In 1992, when Water Demand Management (WDM), a critical aspect of Integrated Water Resources Management, was only starting to be discussed globally, Ben was already involved in water recycling and the implementation of WDM principles in Windhoek. Since 1994 an integrated WDM strategy has been implemented. This includes technical aspects, regulation, public campaigns, policy changes and the introduction of rising tariffs to reduce excessive water demand. Ben was a pioneer of rising tariffs, where people who use smaller amounts (mostly low-income families) pay a low rate but those who use more water pay higher rates. This helps people to prevent wastage, save money and conserve our scarce water resources. In 1998 this earned the project another Shell Environmental Award. The implementation of WDM lowered the annual growth in water demand to less than 3%, despite the population and economic growth rate, and decreased the expected water demand by more than 25% in 2005.

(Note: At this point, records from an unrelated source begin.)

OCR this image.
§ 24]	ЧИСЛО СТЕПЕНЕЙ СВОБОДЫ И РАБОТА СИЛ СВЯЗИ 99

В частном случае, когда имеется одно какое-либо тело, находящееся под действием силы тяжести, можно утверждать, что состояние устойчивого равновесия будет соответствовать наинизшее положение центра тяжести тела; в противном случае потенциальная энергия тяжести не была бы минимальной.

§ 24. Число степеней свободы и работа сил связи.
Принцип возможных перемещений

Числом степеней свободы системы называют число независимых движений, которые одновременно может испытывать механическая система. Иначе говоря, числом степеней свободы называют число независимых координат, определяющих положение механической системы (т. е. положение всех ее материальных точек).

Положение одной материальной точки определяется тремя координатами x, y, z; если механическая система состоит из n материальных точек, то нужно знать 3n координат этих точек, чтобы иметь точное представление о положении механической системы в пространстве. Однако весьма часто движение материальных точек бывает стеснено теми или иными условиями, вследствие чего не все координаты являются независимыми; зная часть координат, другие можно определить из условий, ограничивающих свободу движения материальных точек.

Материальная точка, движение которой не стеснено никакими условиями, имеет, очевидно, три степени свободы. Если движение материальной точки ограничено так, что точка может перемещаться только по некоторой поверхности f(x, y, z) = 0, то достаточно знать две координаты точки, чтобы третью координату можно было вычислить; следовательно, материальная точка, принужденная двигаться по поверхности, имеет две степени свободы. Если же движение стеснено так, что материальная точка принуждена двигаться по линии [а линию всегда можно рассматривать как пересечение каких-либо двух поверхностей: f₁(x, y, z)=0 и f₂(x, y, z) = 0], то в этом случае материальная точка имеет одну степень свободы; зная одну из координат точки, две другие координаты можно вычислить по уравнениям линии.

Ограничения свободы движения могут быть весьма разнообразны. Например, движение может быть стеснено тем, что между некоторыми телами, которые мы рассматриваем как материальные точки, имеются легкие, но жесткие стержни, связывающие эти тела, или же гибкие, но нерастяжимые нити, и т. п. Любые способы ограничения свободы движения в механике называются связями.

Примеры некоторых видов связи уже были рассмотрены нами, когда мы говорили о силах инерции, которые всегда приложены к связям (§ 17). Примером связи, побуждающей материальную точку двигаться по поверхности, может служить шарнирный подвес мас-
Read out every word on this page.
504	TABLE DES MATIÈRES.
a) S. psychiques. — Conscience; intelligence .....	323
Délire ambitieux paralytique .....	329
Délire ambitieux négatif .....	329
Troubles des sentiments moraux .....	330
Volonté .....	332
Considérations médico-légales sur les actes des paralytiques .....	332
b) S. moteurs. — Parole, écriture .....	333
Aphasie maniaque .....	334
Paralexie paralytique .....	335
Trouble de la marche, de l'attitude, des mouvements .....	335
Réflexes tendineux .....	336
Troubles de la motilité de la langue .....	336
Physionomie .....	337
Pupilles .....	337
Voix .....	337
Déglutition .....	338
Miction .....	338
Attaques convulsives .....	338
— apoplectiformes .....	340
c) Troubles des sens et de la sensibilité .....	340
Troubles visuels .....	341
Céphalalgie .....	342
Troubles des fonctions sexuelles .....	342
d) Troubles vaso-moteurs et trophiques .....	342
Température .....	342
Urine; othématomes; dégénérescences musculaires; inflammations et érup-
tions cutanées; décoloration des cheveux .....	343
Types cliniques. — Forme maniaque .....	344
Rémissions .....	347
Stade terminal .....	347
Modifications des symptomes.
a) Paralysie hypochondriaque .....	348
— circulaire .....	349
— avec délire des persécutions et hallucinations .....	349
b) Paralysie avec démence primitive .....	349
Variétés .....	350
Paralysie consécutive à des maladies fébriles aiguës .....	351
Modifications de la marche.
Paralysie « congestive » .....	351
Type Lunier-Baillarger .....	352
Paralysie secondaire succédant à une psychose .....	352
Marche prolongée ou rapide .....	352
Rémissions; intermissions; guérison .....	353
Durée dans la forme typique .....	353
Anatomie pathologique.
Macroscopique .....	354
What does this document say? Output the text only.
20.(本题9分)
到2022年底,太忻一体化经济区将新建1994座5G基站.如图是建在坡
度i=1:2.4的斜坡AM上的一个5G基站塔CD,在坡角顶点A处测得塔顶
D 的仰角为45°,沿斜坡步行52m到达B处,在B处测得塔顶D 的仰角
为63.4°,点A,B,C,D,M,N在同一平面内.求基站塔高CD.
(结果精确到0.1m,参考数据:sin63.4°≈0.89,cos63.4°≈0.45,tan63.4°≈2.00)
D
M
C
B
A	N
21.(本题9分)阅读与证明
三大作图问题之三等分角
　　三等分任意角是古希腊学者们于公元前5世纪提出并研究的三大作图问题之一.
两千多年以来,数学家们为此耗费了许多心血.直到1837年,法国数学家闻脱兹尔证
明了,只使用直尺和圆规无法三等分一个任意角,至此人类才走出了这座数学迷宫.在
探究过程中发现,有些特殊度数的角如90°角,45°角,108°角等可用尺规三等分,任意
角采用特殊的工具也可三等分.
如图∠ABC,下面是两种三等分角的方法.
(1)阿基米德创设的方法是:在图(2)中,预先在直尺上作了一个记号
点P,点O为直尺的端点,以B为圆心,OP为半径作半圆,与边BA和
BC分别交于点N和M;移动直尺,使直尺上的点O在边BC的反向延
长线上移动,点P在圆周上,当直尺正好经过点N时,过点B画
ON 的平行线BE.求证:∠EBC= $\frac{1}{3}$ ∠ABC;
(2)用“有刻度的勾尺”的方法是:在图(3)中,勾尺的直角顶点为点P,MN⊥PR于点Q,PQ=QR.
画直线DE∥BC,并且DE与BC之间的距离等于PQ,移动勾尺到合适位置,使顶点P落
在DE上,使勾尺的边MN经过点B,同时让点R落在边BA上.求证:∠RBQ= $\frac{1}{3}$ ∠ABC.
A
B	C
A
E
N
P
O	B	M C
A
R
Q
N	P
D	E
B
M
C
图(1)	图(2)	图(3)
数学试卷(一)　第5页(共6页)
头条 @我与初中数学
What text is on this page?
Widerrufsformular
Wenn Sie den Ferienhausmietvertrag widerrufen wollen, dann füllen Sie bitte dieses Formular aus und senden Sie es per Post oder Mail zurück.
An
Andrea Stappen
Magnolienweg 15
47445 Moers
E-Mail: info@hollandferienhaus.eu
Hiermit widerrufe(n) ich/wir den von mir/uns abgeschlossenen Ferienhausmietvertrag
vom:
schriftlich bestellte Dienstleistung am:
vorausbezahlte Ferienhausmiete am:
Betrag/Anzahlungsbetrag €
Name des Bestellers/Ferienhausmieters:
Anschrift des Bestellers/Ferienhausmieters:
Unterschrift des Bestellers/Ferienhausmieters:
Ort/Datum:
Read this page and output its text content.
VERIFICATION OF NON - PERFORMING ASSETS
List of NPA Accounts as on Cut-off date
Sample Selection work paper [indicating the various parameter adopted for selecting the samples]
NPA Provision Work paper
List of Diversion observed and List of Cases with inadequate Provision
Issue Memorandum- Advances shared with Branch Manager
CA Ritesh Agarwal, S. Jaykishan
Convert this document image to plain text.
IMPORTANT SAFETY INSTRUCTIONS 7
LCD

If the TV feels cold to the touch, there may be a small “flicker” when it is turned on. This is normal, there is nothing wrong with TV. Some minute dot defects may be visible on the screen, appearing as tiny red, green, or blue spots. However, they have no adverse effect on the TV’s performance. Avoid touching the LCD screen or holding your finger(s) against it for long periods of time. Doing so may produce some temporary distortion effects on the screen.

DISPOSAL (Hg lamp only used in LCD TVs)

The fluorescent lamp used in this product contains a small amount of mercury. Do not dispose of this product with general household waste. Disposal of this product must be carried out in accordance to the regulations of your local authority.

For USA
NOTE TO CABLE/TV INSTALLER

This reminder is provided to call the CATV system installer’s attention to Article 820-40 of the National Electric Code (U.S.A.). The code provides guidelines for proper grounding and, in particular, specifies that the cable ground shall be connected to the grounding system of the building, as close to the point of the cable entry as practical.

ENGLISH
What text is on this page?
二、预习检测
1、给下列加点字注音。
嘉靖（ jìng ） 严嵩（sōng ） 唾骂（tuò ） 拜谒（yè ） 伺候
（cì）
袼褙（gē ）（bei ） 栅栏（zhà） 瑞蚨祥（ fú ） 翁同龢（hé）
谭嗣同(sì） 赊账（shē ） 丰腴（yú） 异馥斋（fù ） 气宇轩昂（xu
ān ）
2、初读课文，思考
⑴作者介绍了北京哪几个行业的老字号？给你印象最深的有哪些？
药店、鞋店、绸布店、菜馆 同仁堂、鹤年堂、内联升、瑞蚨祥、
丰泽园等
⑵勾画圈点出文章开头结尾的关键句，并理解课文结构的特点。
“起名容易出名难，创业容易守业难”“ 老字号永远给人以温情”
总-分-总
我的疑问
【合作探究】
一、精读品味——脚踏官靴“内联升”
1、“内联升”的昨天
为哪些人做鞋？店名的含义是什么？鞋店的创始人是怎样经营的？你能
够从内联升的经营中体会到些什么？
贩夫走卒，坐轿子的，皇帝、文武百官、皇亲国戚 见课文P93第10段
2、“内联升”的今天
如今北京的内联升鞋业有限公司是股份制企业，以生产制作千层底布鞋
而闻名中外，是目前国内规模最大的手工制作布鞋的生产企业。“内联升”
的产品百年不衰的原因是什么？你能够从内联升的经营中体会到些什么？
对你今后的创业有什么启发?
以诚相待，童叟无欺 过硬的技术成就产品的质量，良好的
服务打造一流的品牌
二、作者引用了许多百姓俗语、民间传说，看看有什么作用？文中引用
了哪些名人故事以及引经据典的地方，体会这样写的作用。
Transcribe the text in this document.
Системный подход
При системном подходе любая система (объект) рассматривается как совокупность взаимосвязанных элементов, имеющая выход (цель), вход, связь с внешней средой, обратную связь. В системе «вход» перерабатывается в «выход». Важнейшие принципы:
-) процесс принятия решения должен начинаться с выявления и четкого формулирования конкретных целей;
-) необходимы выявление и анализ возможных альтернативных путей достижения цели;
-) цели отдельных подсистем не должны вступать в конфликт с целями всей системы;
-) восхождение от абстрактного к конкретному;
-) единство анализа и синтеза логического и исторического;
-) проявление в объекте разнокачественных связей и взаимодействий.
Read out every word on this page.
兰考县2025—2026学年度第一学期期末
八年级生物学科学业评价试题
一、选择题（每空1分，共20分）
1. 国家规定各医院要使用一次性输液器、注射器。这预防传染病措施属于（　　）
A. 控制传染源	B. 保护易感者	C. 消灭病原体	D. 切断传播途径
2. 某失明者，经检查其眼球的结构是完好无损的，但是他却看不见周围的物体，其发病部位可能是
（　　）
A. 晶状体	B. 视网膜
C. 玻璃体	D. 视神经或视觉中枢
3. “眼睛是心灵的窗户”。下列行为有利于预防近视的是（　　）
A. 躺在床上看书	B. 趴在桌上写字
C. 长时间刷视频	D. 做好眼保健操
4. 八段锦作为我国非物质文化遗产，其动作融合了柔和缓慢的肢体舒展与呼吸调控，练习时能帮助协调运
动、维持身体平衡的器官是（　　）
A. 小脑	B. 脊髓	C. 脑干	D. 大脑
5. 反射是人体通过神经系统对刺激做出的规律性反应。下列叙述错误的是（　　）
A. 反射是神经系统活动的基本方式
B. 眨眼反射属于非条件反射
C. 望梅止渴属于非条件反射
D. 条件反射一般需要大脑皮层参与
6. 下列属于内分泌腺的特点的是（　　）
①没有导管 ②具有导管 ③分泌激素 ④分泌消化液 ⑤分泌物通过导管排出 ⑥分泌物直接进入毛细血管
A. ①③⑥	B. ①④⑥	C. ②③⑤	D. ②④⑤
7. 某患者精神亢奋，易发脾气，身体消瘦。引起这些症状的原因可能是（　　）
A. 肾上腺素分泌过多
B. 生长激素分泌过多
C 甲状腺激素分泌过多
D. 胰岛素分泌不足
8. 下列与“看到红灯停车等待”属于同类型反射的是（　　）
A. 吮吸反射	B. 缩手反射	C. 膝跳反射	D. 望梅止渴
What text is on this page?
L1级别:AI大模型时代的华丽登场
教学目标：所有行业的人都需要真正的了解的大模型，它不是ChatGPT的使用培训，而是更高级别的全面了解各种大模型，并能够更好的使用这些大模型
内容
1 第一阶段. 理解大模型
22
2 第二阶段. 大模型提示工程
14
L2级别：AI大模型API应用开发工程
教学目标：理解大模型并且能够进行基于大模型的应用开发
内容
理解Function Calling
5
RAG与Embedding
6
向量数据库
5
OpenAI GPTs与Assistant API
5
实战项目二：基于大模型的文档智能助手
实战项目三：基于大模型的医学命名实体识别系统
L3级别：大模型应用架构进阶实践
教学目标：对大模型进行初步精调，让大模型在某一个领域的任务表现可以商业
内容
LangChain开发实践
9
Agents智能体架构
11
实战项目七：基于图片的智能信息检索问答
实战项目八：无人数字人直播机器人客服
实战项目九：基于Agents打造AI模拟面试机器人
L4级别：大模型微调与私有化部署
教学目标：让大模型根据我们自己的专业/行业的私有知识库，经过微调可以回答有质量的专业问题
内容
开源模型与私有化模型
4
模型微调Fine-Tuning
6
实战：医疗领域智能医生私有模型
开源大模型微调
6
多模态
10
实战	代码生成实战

Even more innovative is the process of artificial recharge of Windhoek’s main aquifer in the southern part of the city. Ben identified the potential for future water augmentation through artificial recharge, which is based on the premise that surface water is more efficiently stored underground in an aquifer, and can be used during water shortages. Instead of using a borehole to withdraw water from beneath the ground, the borehole is used to inject water into the aquifer to create an underground water bank. By doing this on a large scale, several years’ supply (approximately three years) can be stored in the ‘water bank’, which is not lost to evaporation, and is available when rainfall is low and surface water scarce.
In several international studies and a recent study funded by NamWater, the scheme was identified as the next and best water-supply option for the Central Area of Namibia. Dr Peter Dillon, Chairman of the International Association of Hydrologists, Commission on the Managing of Artificial Recharge, declared that the Windhoek Artificial Recharge Scheme would ‘stand out as an internationally acclaimed demonstration of artificial recharge’.
While having focused on Windhoek for many years, Ben – in his independent capacity since 1998 – is now applying his unique vision to other centres in Namibia. Several years ago the town of Rehoboth was about to have its water supply cut off for non-payment of its water account. Ben, working with the town officials and councillors, helped turn the situation around so that fixing of system leakage, replacement of water meters, appropriate tariff structures, improved billing systems and information dissemination about water use and payment in Rehoboth were implemented. People are now paying their bills on time and are paying back the arrears, thus placing the town on a sustainable basis in terms of water supply and system management.
Conservation in Namibia has many facets and Ben van der Merwe, with his numerous innovative contributions to sustainability of water management, represents a conservator par excellence.
This article appeared in the 2007/8 edition of Conservation and the Environment in Namibia.